Symbiosis is basically a collection of configuration snippets, code, and libraries which works to offer virtual hosting in a reliable consistent and easy to understand fashion.
You implement hosting for a new domain by merely creating a directory tree. So for example you might configure the hosting for the domain example.com by running:
mkdir -p /srv/example.com/public/htdocs echo "hello, world" >> /srv/example.com/public/htdocs/index.html mkdir -p /srv/example.com/mailboxes/webmaster echo "super-secret" > /srv/example.com/mailboxes/webmaster/password mkdir -p /srv/example.com/config echo "3l33t" > /srv/example.com/mailboxes/config/ftp-passwordThere you are, now http://www.example.com/ and http://example.com/ will work, and you may login to check mail with the email address [email protected] via POP3, IMAP, IMAPS, or POP3S. Finally you can FTP with username example.com and be dropped into the public directory.
The mail handling is very flexible, and the webhosting supports wonderful things.
I don't generally talk about work-stuff explicitly, but we've just made a major new release of the Symbiosis system such that it works upon Squeeze and has lots of IPv6 support out of the box. (Email, DNS, HTTP, Firewalling, FTP etc.)
All in all it is simple, well-documented, and open-source with a reasonably large user-base. More external testers, users, and developers would be a wonderful thing..
Mutt Mailboxes & Idle Hooks?
Mutt is wonderful but I'm starting to get annoyed by its lack of auto-mailbox discovery.
Assuming you use procmail you might deliver mail to ~/Maildir/.foo/ and mutt won't notice that if the directory is created once it starts.
(This is because generally mailboxes are defined via "mailboxes =one =two ..", even if you use a shell snippet it won't get updated unless you re-read configuration, or re-exec mutt).
I wish it were possible to use inotify/dnotify/something magic such that everything beneath ~/Maildir would just work.
(Re-reading mailboxes manually is one solution but it is .. nasty?)
I'm thinking that of all the possible solutions one of the most potentially interesting would be to define a new hook: "idle-hook command .."
That way "command" would be executed every time the client is idle. (This is a distinct state unrelated to IMAP IDLE times.)
Nopte: There is already "mail_check" & "timeout" options. Even running a defined command immediately following the code for mail_check would be reasonable.
Reverse Proxy
I continue to use, love, and enjoy my node.js-based reverse HTTP proxy, and pub discussions seemed to suggest it is a great idea (due to flexibility) but it will never take on because people don't trust node.

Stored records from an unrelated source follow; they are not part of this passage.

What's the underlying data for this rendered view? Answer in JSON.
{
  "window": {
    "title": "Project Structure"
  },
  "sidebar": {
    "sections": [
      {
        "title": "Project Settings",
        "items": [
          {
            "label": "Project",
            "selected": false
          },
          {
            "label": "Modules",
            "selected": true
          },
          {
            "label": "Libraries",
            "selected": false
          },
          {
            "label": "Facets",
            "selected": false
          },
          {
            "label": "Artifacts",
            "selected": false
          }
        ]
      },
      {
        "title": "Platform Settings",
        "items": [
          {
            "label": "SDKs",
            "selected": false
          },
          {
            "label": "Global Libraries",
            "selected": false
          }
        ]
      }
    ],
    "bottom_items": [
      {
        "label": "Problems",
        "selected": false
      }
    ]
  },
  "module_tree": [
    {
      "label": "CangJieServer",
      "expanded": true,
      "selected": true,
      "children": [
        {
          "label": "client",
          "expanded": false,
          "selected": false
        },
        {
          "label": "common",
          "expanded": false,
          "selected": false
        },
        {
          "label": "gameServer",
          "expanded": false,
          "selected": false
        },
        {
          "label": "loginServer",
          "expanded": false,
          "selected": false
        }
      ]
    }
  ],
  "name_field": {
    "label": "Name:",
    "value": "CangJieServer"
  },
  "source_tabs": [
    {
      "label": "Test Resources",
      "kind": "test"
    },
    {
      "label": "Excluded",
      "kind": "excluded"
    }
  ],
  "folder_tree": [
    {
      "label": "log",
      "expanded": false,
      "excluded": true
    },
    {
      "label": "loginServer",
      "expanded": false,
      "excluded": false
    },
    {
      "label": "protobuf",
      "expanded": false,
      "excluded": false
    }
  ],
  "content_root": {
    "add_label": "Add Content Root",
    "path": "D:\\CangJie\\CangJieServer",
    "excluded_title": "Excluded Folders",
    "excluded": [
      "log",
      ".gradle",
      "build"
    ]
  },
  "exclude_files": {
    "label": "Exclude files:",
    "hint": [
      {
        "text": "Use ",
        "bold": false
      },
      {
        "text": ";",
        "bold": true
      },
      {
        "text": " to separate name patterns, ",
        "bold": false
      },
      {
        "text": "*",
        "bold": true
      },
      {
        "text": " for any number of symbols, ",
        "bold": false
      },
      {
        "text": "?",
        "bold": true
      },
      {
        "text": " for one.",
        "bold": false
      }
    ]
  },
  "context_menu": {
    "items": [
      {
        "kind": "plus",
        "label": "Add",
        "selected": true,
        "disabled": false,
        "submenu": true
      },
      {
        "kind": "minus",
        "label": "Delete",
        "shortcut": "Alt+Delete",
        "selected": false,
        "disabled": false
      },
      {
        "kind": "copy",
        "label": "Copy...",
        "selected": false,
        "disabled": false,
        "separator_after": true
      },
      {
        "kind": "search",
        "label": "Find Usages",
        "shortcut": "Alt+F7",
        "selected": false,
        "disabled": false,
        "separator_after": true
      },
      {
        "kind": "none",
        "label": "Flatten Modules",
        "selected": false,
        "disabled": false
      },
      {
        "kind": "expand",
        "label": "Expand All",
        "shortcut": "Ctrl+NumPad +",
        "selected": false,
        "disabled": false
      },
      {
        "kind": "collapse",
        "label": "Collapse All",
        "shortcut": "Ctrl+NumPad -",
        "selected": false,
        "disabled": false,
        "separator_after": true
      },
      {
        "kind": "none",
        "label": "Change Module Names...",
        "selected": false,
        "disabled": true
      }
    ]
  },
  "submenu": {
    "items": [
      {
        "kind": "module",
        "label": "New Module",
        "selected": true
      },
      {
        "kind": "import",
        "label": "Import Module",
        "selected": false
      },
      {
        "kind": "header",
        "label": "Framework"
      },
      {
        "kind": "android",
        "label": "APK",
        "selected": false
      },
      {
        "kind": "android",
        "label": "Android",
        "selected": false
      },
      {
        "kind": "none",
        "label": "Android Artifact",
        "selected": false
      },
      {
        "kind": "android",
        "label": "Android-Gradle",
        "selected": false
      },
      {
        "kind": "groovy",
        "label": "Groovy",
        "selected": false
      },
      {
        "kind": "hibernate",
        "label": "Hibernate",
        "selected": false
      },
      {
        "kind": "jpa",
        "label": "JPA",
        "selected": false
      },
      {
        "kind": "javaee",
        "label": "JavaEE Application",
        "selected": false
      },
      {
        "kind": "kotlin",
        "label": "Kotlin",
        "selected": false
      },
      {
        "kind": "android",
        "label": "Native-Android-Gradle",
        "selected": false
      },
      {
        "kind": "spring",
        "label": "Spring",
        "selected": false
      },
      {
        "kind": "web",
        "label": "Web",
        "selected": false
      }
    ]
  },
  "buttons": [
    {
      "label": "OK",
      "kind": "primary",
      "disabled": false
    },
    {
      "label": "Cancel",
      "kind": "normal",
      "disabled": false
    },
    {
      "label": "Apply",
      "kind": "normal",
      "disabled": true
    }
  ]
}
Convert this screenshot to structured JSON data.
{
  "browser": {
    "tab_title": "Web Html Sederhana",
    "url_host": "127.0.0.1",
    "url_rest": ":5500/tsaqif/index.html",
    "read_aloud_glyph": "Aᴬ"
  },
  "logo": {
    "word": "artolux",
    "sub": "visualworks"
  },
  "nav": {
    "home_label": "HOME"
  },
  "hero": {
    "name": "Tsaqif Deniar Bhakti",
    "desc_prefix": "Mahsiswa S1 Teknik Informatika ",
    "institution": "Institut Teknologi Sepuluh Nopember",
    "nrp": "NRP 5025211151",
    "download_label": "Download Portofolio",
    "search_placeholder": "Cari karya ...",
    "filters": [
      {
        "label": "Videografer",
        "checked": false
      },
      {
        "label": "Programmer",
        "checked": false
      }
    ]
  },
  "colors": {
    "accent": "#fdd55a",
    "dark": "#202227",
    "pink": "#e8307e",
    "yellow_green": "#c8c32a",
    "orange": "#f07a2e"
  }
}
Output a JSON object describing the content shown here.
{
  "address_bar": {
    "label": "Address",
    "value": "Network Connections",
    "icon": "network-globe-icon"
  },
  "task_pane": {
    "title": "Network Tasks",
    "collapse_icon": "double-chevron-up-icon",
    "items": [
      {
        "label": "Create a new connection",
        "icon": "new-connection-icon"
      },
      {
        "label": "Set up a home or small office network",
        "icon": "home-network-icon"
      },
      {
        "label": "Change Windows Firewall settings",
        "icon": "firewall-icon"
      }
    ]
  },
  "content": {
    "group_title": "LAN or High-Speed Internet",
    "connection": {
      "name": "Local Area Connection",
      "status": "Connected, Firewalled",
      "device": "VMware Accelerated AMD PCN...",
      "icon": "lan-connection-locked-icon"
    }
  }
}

I'm almost tempted to re-code it in LUA & C. But I can't help but think that would be a waste of time which would not increase adoption - after all most people use "simple" reverse proxies, and they are well suited by Apache, nginx, or even varnish.
Still no rush I suppose.
In more personal news after living in this flat for 7 years, or so, I'm getting a new bathroom designed and deployed. Good times.
In the meantime I've been steadily watching Stargate SG-1 having recently purchased a box-set of series 1-10. I've just started series six this evening, and I'm enjoying it a lot.
ObQuote: "You have been recruited by the Star League to defend the frontier against Xur and the Ko-Dan armada. " - The Last Starfighter (1984). First film I ever saw at a cinema as a child.